-
Notifications
You must be signed in to change notification settings - Fork 1
Description
I am currently testing Recomb-Mix on a smaller simulated dataset (190 AFR-EUR individuals) with the intention of applying it to larger, biobank-scale participant data. However, I am running into some issues with the output when there is not a 100% match between the query and the reference panel SNPs.

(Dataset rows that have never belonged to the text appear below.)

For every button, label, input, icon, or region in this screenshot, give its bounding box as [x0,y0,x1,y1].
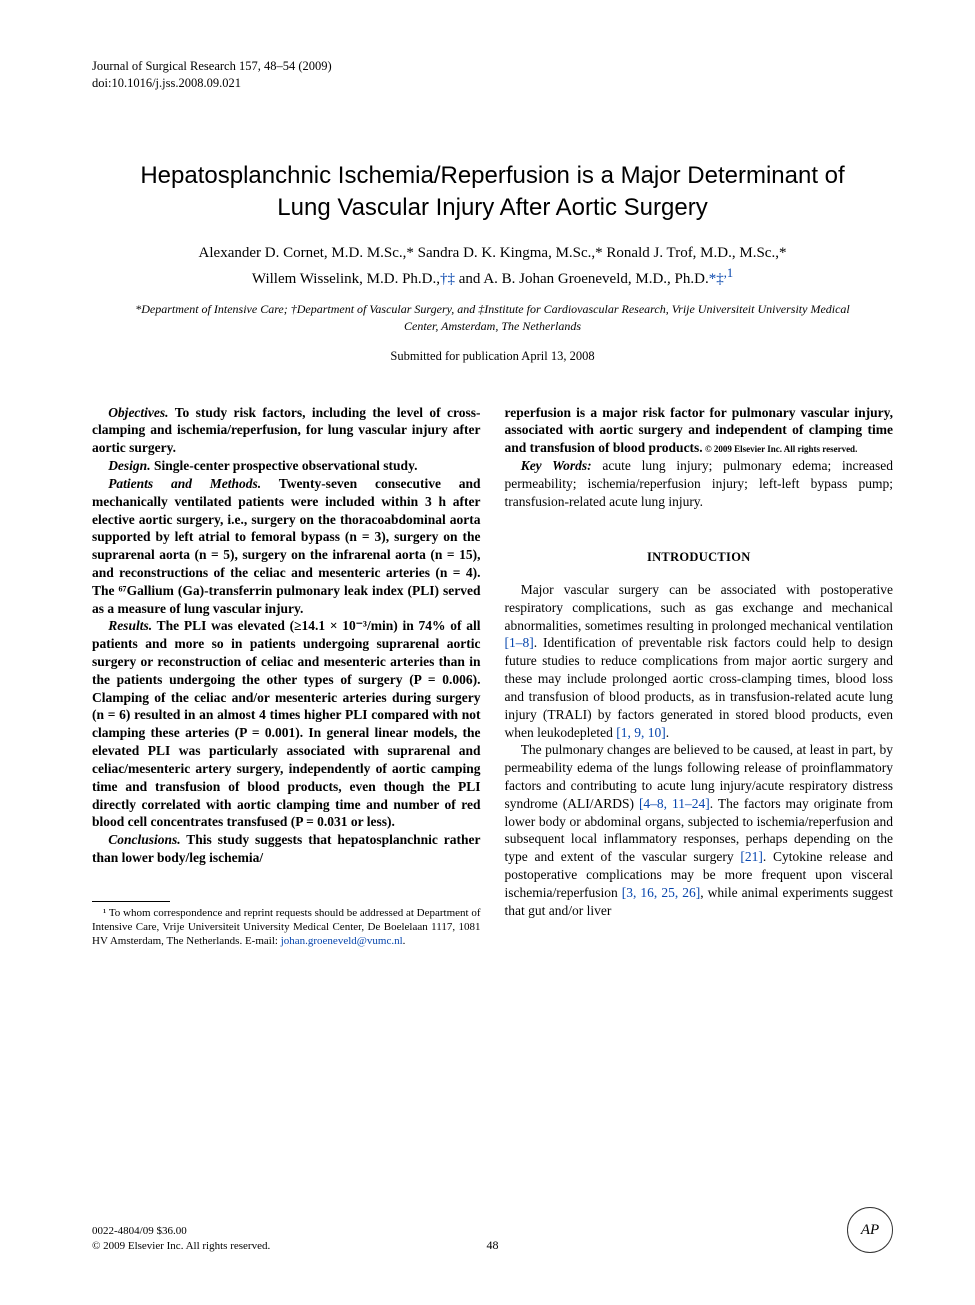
footer-copyright: © 2009 Elsevier Inc. All rights reserved… [92,1239,270,1253]
intro-paragraph-2: The pulmonary changes are believed to be… [505,741,894,919]
citation-link[interactable]: [21] [740,849,763,864]
authors: Alexander D. Cornet, M.D. M.Sc.,* Sandra… [132,243,853,292]
authors-line-2-pre: Willem Wisselink, M.D. Ph.D., [252,271,440,287]
corresponding-footnote: ¹ To whom correspondence and reprint req… [92,906,481,949]
ap-logo-icon: AP [847,1207,893,1253]
keywords: Key Words: acute lung injury; pulmonary … [505,457,894,510]
right-column: reperfusion is a major risk factor for p… [505,404,894,949]
citation-link[interactable]: [3, 16, 25, 26] [622,885,700,900]
two-column-body: Objectives. To study risk factors, inclu… [92,404,893,949]
affiliation-mark: *‡ [709,271,724,287]
publisher-logo: AP [847,1207,893,1253]
issn-price: 0022-4804/09 $36.00 [92,1224,270,1238]
journal-header: Journal of Surgical Research 157, 48–54 … [92,58,893,92]
corresponding-mark: ,1 [724,266,733,280]
citation-link[interactable]: [4–8, 11–24] [639,796,710,811]
footnote-separator [92,901,170,902]
page-footer: 0022-4804/09 $36.00 © 2009 Elsevier Inc.… [92,1207,893,1253]
affiliation-mark: †‡ [440,271,455,287]
page-number: 48 [487,1238,499,1253]
abstract-conclusions-continued: reperfusion is a major risk factor for p… [505,404,894,457]
doi-line: doi:10.1016/j.jss.2008.09.021 [92,75,893,92]
article-title: Hepatosplanchnic Ischemia/Reperfusion is… [122,160,863,225]
authors-line-1: Alexander D. Cornet, M.D. M.Sc.,* Sandra… [199,245,787,261]
authors-line-2-mid: and A. B. Johan Groeneveld, M.D., Ph.D. [455,271,709,287]
abstract-conclusions: Conclusions. This study suggests that he… [92,831,481,867]
submitted-line: Submitted for publication April 13, 2008 [92,349,893,364]
abstract-design: Design. Single-center prospective observ… [92,457,481,475]
inline-copyright: © 2009 Elsevier Inc. All rights reserved… [703,444,858,454]
abstract-objectives: Objectives. To study risk factors, inclu… [92,404,481,457]
intro-paragraph-1: Major vascular surgery can be associated… [505,581,894,741]
footer-left: 0022-4804/09 $36.00 © 2009 Elsevier Inc.… [92,1224,270,1253]
introduction-heading: INTRODUCTION [505,549,894,566]
citation-link[interactable]: [1, 9, 10] [616,725,666,740]
abstract-results: Results. The PLI was elevated (≥14.1 × 1… [92,617,481,831]
email-link[interactable]: johan.groeneveld@vumc.nl [281,935,403,947]
journal-line: Journal of Surgical Research 157, 48–54 … [92,58,893,75]
abstract-patients: Patients and Methods. Twenty-seven conse… [92,475,481,618]
left-column: Objectives. To study risk factors, inclu… [92,404,481,949]
affiliations: *Department of Intensive Care; †Departme… [122,301,863,335]
citation-link[interactable]: [1–8] [505,635,534,650]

My query panel comprises 190 AFR-EUR admixed individuals simulated using Haptools and a subset of the AFR and EUR samples from the HGDP-1KG joint-call panel. My reference panel comprises the remaining 999 AFR and EUR samples from the joint-call panel. Both panels have been QCed to remove indels, multi-allelic SNPs, strand-ambiguous SNPs, and filtered for MAF 0.005 and HWE p<1e-10. I am running Recomb-Mix with the default parameters and am currently testing on chromosome 1.
When I use just the intersecting SNPs (907 046 SNPs with 100% overlap between ref and query), the tool outputs reasonable-looking LAI data. However, when there is less overlap (between 90% and 98%, with ~1M and ~1.07M SNPs for query and ref respectively), the tool outputs lots of really small (sometimes just 1 SNP) segments assigned either AFR or -1 (I'm assuming this is 'can't be assigned' or missing). Even with 98% overlap, there are lots of small and missing segments for every sample.
Is this expected behaviour - i.e. there must be a 100% match between query and reference panels?